The world of literature is full of the lessons we should have learned about 'keeping up with the Jones'. This is nothing new. What is new is the reach of the Jone's. There have always been those amongst us who believe they have the answers, not just for themselves and their own families but for everyone else. There have always been those amongst us who think the the way we appear, our image, is more important than substance. And there have always been those amongst us who had no idea that families are, first and foremost, about love and acceptance. But now they are all over this new phenomena, social media. They are called Influencers because they are influencing others with their ideas about how to live. The problem is that there is no credentialing system that gives you any idea of just how sensible, safe or appropriate their ideas are.

That means it is up to us to take responsibility for assessing the worth of the information we are being inundated with all day, every day. And it is up to us to teach our children to be discerning about who they believe, and what they believe. This not only provides them protection from the crazier ideas that are circulated on social media, but it also protects them from internalising messages about themselves that are damaging and painful. It's pretty hard to bully someone who doesn't respect or care about what you say. This is the best form of resilience you can provide for your children. The skill of discerning what is worthwhile listening to.

So what filters can we use to assess the usefulness of the information we are receiving. If we look at the original problem that Angel Mollard was talking about, it was competitiveness. So how does competitiveness work? It's an either /or concept. It doesn't allow for diversity and inclusiveness. It is predicated on the idea that there is only one right way, in this case, to be a mother. Therefore, one of the most useful filters we can use is to recognise that there are many areas of our lives where competitiveness is inappropriate.
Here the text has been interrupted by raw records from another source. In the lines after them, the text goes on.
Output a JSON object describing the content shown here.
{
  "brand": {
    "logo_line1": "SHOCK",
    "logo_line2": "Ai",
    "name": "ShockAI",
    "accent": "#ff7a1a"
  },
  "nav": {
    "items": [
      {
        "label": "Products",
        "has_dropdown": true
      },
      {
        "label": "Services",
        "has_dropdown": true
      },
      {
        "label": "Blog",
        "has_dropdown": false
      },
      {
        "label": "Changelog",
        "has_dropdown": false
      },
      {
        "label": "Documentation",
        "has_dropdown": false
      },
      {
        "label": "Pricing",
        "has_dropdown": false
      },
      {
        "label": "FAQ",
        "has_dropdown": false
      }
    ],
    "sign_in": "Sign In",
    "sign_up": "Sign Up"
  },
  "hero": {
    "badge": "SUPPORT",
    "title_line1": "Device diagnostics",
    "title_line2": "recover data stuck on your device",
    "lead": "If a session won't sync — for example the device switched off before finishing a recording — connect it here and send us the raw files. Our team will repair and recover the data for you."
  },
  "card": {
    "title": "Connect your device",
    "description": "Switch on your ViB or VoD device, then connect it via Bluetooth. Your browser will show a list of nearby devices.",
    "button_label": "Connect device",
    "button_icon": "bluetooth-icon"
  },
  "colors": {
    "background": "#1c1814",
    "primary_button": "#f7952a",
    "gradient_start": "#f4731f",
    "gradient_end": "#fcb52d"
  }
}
Who we are as people. Our talents, strengths, weaknesses, our interests and life experiences are what makes us individuals. So the second filter we could use is to embrace an and/also approach to our evaluations of how we want to live our own lives. That being able to make the best banana bread is great, and knowing where to buy the best banana bread is great. And, it's even OK not to like banana bread. Just like it's OK to be a competitive netball player, and it's OK to prefer to curl up with a good book. This is how, by  focusing on love and acceptance, kindness and cooperation, and the appreciation of the differences amongst us, we can help to build emotional resilience in ourselves and our children.